L'indignation soulevée par l'interdiction par le parlement le 6 septembre de ce festival - un des plus populaires d'Afrique de l'Est - a finalement forcé le gouvernement à le maintenir, ce weekend à Jinja, tout en l'interdisant aux mineurs.
Et des milliers de festivaliers, parmi lesquels de très nombreux touristes occidentaux, ont pu chanter et danser au rythme des nombreux artistes venus de toute l'Afrique pour le Nyege Nyege, un festival de musique de quatre jours qui s'achève dimanche.
"J'ai entendu parler du festival seulement lorsqu'il a été interdit pour +immoralité+ par les autorités ougandaises", a expliqué à l'AFP David Kempson, un ingénieur britannique de 31 ans venu en Ouganda spécialement pour cet événement, alors qu'il n'avait jamais mis les pieds en Afrique.
Le parlement l'avait censuré en l'accusant de "promouvoir l'immoralité" : le sexe, l'homosexualité, la consommation de drogues...
Cette publicité inattendue a permis au Nyege Nyege d'afficher complet, avec plus de 12.000 participants, dont quelque 5.000 touristes étrangers.

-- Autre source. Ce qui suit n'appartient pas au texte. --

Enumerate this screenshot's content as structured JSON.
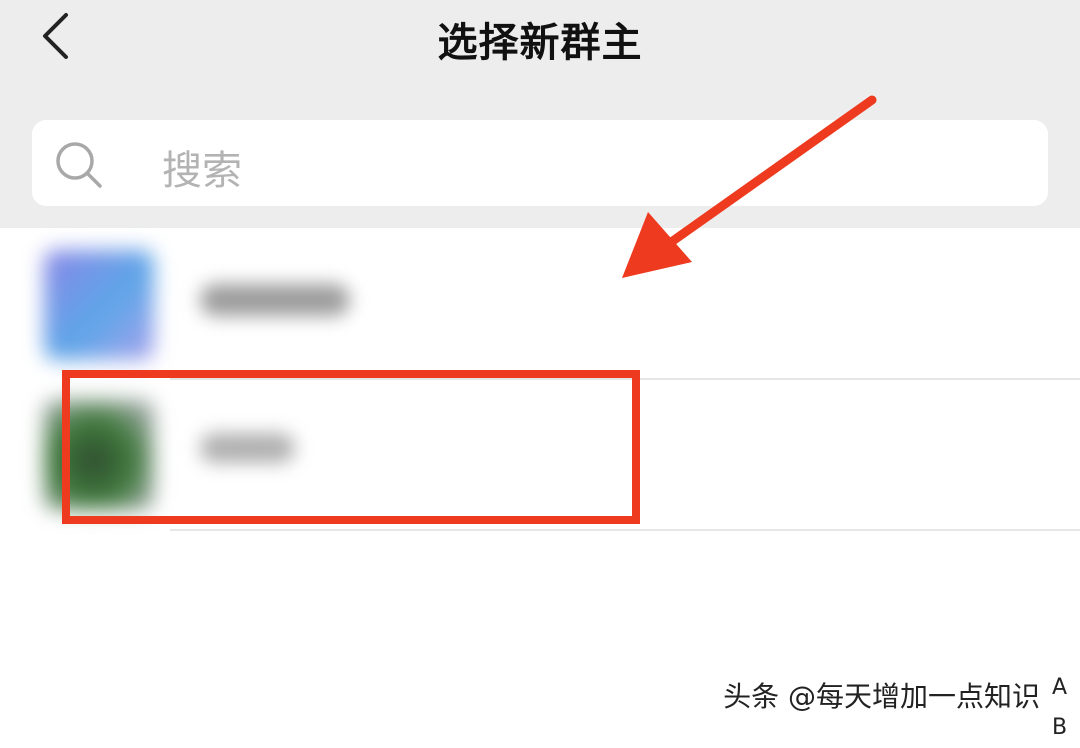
{
  "header": {
    "title": "选择新群主",
    "back_icon": "chevron-left-icon"
  },
  "search": {
    "placeholder": "搜索",
    "icon": "search-icon"
  },
  "contacts": [
    {
      "name": "",
      "blurred": true,
      "avatar_color": "#7c95e6"
    },
    {
      "name": "",
      "blurred": true,
      "avatar_color": "#3f6e3c",
      "highlighted": true
    }
  ],
  "annotations": {
    "highlight_color": "#ee3a1e",
    "arrow_color": "#ee3a1e"
  },
  "watermark": "头条 @每天增加一点知识",
  "alpha_index": [
    "A",
    "B"
  ]
}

"Nous nous dirigeons vers un nombre de ventes bien plus important qu'on ne l'avait prévu", a assuré à l'AFP Arlen Dilsizian, un des cofondateurs du festival.
L'interdiction a suscité "intérêt et ferveur pour le festival", a-t-il reconnu, en notant que des touristes étaient venus des État-Unis, de Chine, d'Europe et du Moyen-Orient.
C'est la deuxième fois qu'une interdiction vise le Nyege Nyege - qui tire son nom d'une expression en luganda désignant une irrésistible envie de danser, mais qui peut aussi avoir dans d'autres dialectes locaux des connotations plus sexuelles.
En 2018, l'ancien ministre de l'Éthique Simon Lokodo, fervent catholique et homophobe déclaré, avait décrit le festival comme "une orgie d'homosexualité, de nudité et de drogues", un événement "proche de la vénération du diable".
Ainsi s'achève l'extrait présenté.